- Texte visé : Projet de loi, adopté par le Sénat, après engagement de la procédure accélérée, visant à offrir des réponses immédiates aux phénomènes troublant l’ordre public, la sécurité et la tranquillité de nos concitoyens, n° 2850
- Stade de lecture : 1ère lecture (2ème assemblée saisie)
- Examiné par : Commission des lois constitutionnelles, de la législation et de l'administration générale de la République
I. – À l’alinéa 11, après le mot :
« évaluation »,
insérer les mots :
« public et indépendant ».
II. – En conséquence, compléter le même alinéa par les deux phrases suivantes :
« Ce rapport évalue notamment le nombre de signalements, plaintes ou procédures judiciaires relatifs à des violences, abus ou manquements commis lors d’interventions réalisées par des agents équipés de caméras individuelles, ainsi que le nombre de situations dans lesquelles les enregistrements ont permis d’établir les faits. Il évalue également les cas dans lesquels les dispositifs n’étaient pas activés au moment des faits litigieux. »
Le présent amendement vise donc à garantir une évaluation réelle, transparente et indépendante de cette expérimentation.

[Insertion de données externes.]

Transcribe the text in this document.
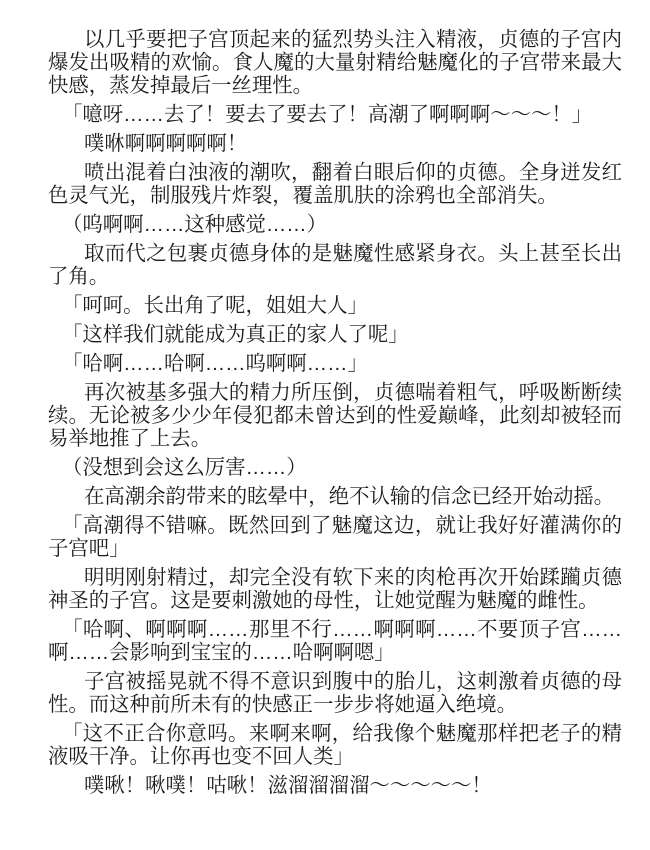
以几乎要把子宫顶起来的猛烈势头注入精液，贞德的子宫内爆发出吸精的欢愉。食人魔的大量射精给魅魔化的子宫带来最大快感，蒸发掉最后一丝理性。

「噫呀……去了！要去了要去了！高潮了啊啊啊～～～！」

噗咻啊啊啊啊啊！

喷出混着白浊液的潮吹，翻着白眼后仰的贞德。全身迸发红色灵气光，制服残片炸裂，覆盖肌肤的涂鸦也全部消失。

（呜啊啊……这种感觉……）

取而代之包裹贞德身体的是魅魔性感紧身衣。头上甚至长出了角。

「呵呵。长出角了呢，姐姐大人」

「这样我们就能成为真正的家人了呢」

「哈啊……哈啊……呜啊啊……」

再次被基多强大的精力所压倒，贞德喘着粗气，呼吸断断续续。无论被多少少年侵犯都未曾达到的性爱巅峰，此刻却被轻而易举地推了上去。

（没想到会这么厉害……）

在高潮余韵带来的眩晕中，绝不认输的信念已经开始动摇。

「高潮得不错嘛。既然回到了魅魔这边，就让我好好灌满你的子宫吧」

明明刚射精过，却完全没有软下来的肉枪再次开始蹂躏贞德神圣的子宫。这是要刺激她的母性，让她觉醒为魅魔的雌性。

「哈啊、啊啊啊……那里不行……啊啊啊……不要顶子宫……啊……会影响到宝宝的……哈啊啊嗯」

子宫被摇晃就不得不意识到腹中的胎儿，这刺激着贞德的母性。而这种前所未有的快感正一步步将她逼入绝境。

「这不正合你意吗。来啊来啊，给我像个魅魔那样把老子的精液吸干净。让你再也变不回人类」

噗啾！啾噗！咕啾！滋溜溜溜溜～～～～～！
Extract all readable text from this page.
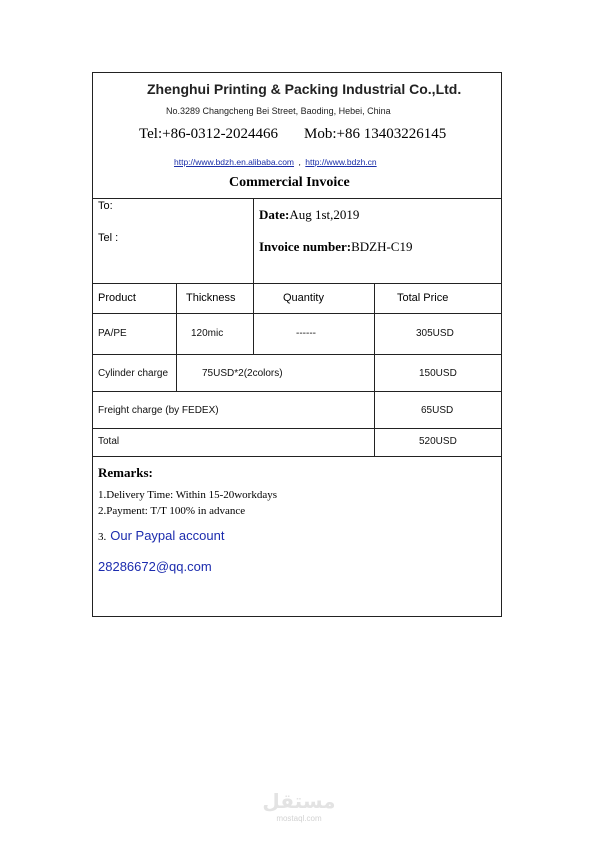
Zhenghui Printing & Packing Industrial Co.,Ltd.
No.3289 Changcheng Bei Street, Baoding, Hebei, China
Tel:+86-0312-2024466 Mob:+86 13403226145
http://www.bdzh.en.alibaba.com , http://www.bdzh.cn
Commercial Invoice
To:
Tel :
Date:Aug 1st,2019
Invoice number:BDZH-C19
Product	Thickness	Quantity	Total Price
PA/PE	120mic	------	305USD
Cylinder charge	75USD*2(2colors)	150USD
Freight charge (by FEDEX)	65USD
Total	520USD
Remarks:
1.Delivery Time: Within 15-20workdays
2.Payment: T/T 100% in advance
3. Our Paypal account
28286672@qq.com
مستقل
mostaql.com
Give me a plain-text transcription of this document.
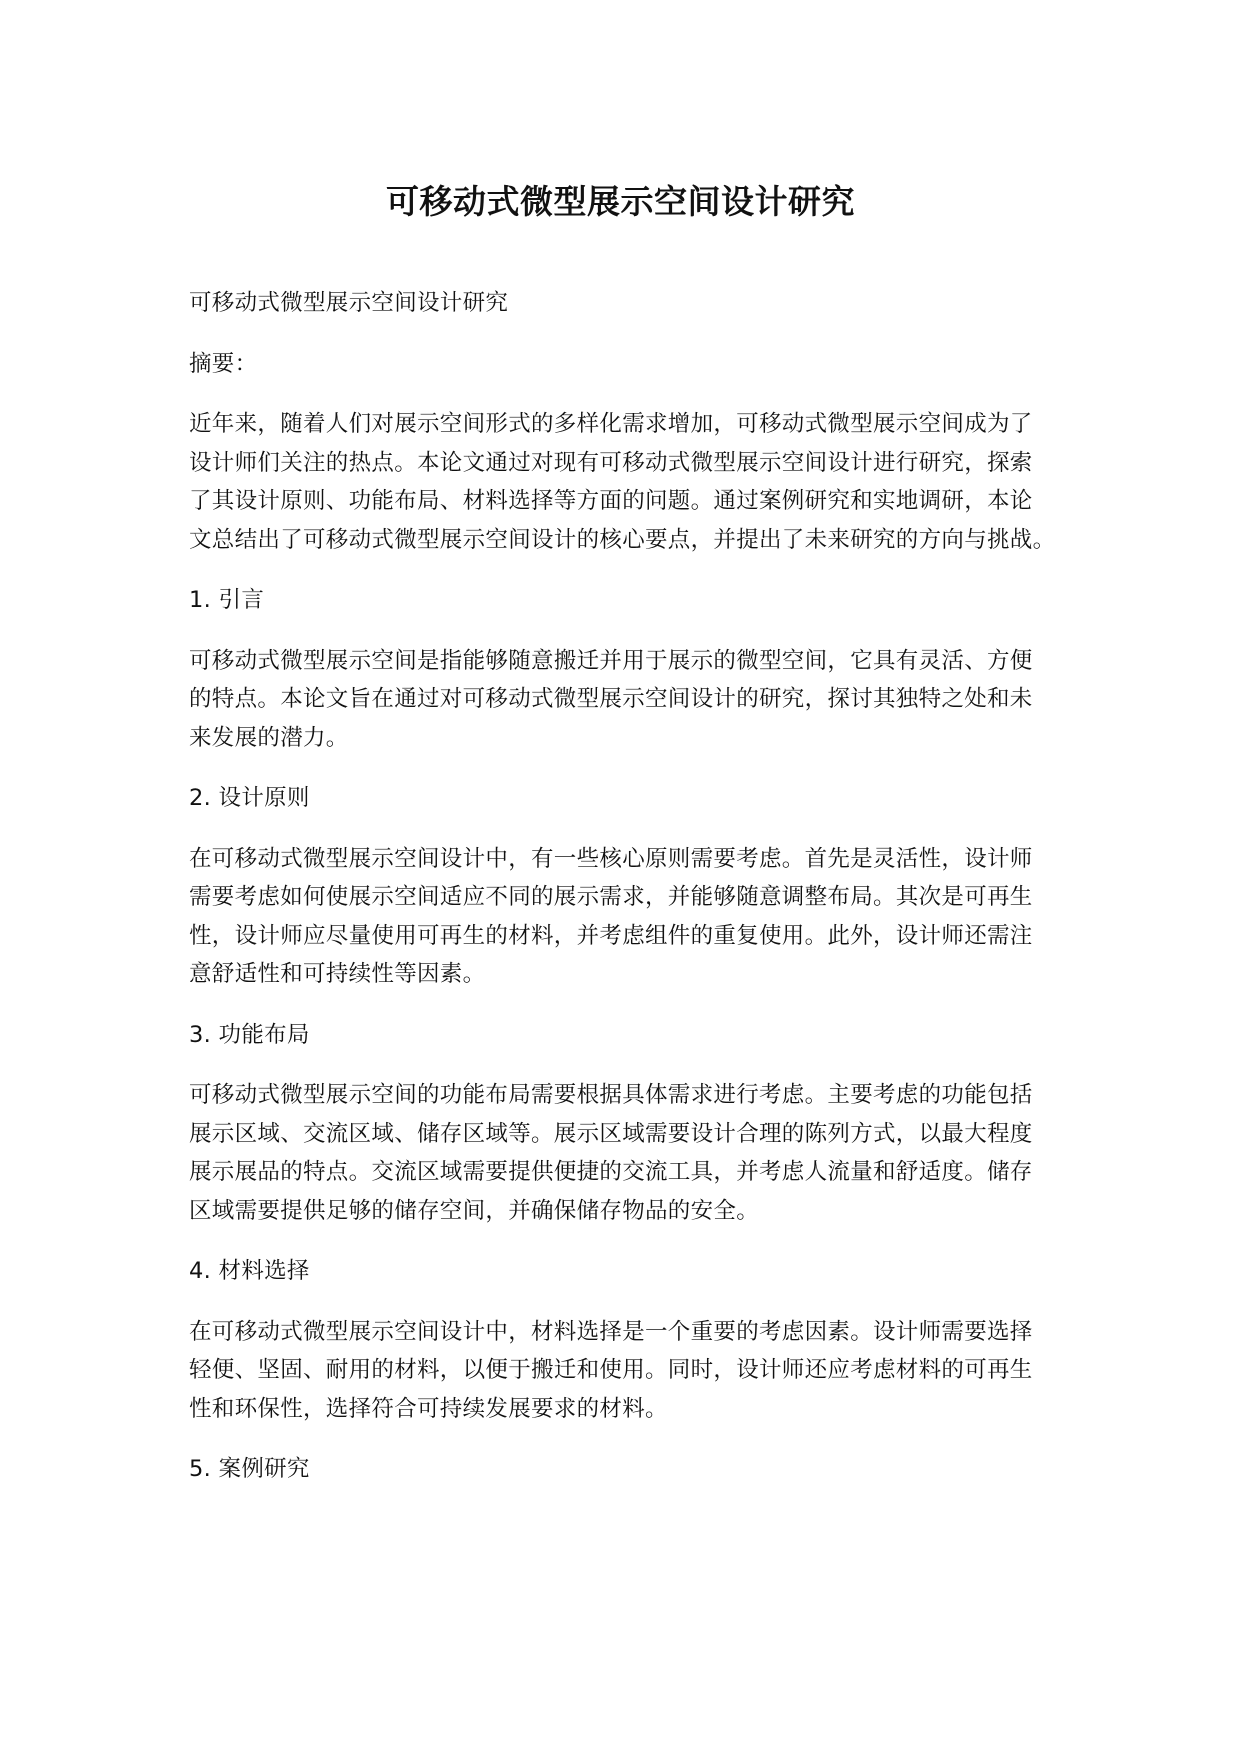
可移动式微型展示空间设计研究

可移动式微型展示空间设计研究

摘要：

近年来，随着人们对展示空间形式的多样化需求增加，可移动式微型展示空间成为了
设计师们关注的热点。本论文通过对现有可移动式微型展示空间设计进行研究，探索
了其设计原则、功能布局、材料选择等方面的问题。通过案例研究和实地调研，本论
文总结出了可移动式微型展示空间设计的核心要点，并提出了未来研究的方向与挑战。

1. 引言

可移动式微型展示空间是指能够随意搬迁并用于展示的微型空间，它具有灵活、方便
的特点。本论文旨在通过对可移动式微型展示空间设计的研究，探讨其独特之处和未
来发展的潜力。

2. 设计原则

在可移动式微型展示空间设计中，有一些核心原则需要考虑。首先是灵活性，设计师
需要考虑如何使展示空间适应不同的展示需求，并能够随意调整布局。其次是可再生
性，设计师应尽量使用可再生的材料，并考虑组件的重复使用。此外，设计师还需注
意舒适性和可持续性等因素。

3. 功能布局

可移动式微型展示空间的功能布局需要根据具体需求进行考虑。主要考虑的功能包括
展示区域、交流区域、储存区域等。展示区域需要设计合理的陈列方式，以最大程度
展示展品的特点。交流区域需要提供便捷的交流工具，并考虑人流量和舒适度。储存
区域需要提供足够的储存空间，并确保储存物品的安全。

4. 材料选择

在可移动式微型展示空间设计中，材料选择是一个重要的考虑因素。设计师需要选择
轻便、坚固、耐用的材料，以便于搬迁和使用。同时，设计师还应考虑材料的可再生
性和环保性，选择符合可持续发展要求的材料。

5. 案例研究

Cette évaluation doit permettre de mesurer concrètement l’impact du dispositif sur la prévention des violences, les abus éventuels, la traçabilité des interventions et l’établissement des responsabilités. Les récentes affaires ayant mis en cause des interventions des forces de l’ordre, notamment lors de la manifestation de Sainte-Soline, ont illustré combien l’absence d’images complètes ou l’activation partielle des caméras peut empêcher l’établissement de la vérité et fragiliser la confiance dans les dispositifs de contrôle. Le Parlement doit pouvoir disposer d’éléments précis et objectivés avant toute éventuelle pérennisation du dispositif.
Dans un contexte de méfiance grandissante entre les agents et la population française, ces données sont essentielles pour améliorer ce dispositif.